Premier fait marquant : près de dix ans après son retrait de la Bourse de Paris par Vivendi - c'était en 2015 - Canal+ va revenir sur les marchés financiers. Mais désormais, ce sera à Londres, et plus précisément sur le London Stock Exchange, même si la société restera bien de droit français. Une décision qui a ému jusqu'à Emmanuel Macron : le Président a en effet regretté ce choix lors de son interview au magazine américain Variety début octobre.
Mais pour Vivendi, cette introduction à Londres est tout à fait cohérente avec le caractère de plus en plus international de Canal+, puisqu'avec l'acquisition en cours de l'opérateur sud-africain de télévision sur abonnement MultiChoice - pour la somme de 2,7 milliards d'euros - le groupe s'apprête à doubler son nombre d'abonnés dans le monde. Lorsque ce rachat sera finalisé, Canal+ pourrait d'ailleurs être aussi introduit à la Bourse de Johannesburg, dans le cadre d'une double cotation du titre.
À noter : comme le relève le Journal du Net, le groupe Canal+, qui fête actuellement ses 40 ans, est valorisé dans ce projet à 6,85 milliards d'euros, contre 5 milliards lors de l'entrée de Vivendi à son capital, il y a dix ans. Il affiche une dette de 400 millions d'euros, dont plus de la moitié est liée l'investissement dans Multichoice.

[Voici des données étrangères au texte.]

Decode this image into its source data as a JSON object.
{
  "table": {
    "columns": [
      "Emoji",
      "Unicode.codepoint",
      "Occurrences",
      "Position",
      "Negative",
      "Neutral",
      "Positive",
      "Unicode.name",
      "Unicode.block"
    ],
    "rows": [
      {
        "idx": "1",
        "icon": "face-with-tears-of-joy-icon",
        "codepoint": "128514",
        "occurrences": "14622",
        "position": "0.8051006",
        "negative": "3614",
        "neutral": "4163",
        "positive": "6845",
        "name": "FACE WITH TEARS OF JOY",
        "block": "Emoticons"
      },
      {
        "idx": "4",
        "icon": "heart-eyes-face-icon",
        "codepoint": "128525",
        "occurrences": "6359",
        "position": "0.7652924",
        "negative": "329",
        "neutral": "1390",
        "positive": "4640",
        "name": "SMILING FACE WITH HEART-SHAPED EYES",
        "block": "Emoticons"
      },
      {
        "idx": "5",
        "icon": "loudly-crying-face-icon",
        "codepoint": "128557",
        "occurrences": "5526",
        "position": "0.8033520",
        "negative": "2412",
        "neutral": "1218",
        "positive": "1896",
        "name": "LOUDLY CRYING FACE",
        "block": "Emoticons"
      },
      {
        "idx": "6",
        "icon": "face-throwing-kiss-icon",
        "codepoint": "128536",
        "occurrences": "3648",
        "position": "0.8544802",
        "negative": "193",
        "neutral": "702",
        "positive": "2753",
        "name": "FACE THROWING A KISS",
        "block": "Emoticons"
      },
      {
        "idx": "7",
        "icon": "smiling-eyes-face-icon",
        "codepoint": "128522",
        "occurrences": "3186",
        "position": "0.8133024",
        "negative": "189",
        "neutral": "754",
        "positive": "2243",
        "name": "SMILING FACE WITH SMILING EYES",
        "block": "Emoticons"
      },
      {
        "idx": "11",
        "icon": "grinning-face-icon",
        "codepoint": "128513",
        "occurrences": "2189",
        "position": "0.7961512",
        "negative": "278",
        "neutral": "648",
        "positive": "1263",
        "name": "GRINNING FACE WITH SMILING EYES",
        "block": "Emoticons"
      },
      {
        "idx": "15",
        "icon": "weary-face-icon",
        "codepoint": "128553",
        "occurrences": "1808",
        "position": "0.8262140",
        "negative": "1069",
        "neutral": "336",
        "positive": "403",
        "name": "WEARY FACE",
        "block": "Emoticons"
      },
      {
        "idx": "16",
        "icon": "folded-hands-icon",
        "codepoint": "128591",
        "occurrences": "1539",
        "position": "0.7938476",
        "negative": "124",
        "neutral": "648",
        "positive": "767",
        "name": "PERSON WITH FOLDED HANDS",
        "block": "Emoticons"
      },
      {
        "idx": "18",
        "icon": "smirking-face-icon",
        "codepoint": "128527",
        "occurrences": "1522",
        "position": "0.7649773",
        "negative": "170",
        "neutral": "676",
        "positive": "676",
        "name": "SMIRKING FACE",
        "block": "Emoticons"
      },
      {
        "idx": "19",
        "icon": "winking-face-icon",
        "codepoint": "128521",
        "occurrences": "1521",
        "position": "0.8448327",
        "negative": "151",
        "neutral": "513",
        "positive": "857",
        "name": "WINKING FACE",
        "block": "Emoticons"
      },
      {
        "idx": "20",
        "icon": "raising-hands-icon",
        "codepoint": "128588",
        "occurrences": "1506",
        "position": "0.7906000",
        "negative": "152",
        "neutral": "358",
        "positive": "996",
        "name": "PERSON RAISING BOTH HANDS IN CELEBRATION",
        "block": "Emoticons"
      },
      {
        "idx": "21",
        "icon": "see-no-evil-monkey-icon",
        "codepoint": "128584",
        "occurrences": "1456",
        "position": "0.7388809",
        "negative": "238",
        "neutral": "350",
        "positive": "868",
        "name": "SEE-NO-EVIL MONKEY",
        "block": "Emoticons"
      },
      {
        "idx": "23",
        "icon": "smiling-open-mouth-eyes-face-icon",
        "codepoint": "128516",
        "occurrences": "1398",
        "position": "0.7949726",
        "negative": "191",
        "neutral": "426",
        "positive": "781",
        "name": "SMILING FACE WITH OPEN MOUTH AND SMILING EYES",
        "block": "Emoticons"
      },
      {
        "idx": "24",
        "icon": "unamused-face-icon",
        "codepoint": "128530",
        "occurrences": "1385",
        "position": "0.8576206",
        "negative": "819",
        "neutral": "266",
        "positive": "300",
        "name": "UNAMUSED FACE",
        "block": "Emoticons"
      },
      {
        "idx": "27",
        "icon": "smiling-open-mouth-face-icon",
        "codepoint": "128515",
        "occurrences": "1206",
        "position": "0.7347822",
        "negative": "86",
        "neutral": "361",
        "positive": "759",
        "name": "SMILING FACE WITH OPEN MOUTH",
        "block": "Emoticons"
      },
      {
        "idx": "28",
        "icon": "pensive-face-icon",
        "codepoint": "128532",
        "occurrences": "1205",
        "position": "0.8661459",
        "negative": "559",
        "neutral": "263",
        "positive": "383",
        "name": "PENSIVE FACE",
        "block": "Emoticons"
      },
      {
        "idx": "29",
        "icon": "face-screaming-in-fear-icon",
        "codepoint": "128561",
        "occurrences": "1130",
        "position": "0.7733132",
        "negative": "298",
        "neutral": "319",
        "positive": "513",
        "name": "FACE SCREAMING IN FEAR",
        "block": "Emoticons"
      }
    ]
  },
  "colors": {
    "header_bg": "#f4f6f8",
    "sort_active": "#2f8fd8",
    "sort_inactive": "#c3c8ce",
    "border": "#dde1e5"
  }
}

En outre, comme l'a révélé tout récemment le média l'Informé, des discussions sont en cours entre le fisc français et la chaîne cryptée, autour d'un litige de 655 millions d'euros relatif à un désaccord sur les taux de TVA appliqués par le passé : de quoi impacter lourdement les comptes de Canal+ si la sanction se trouve confirmée.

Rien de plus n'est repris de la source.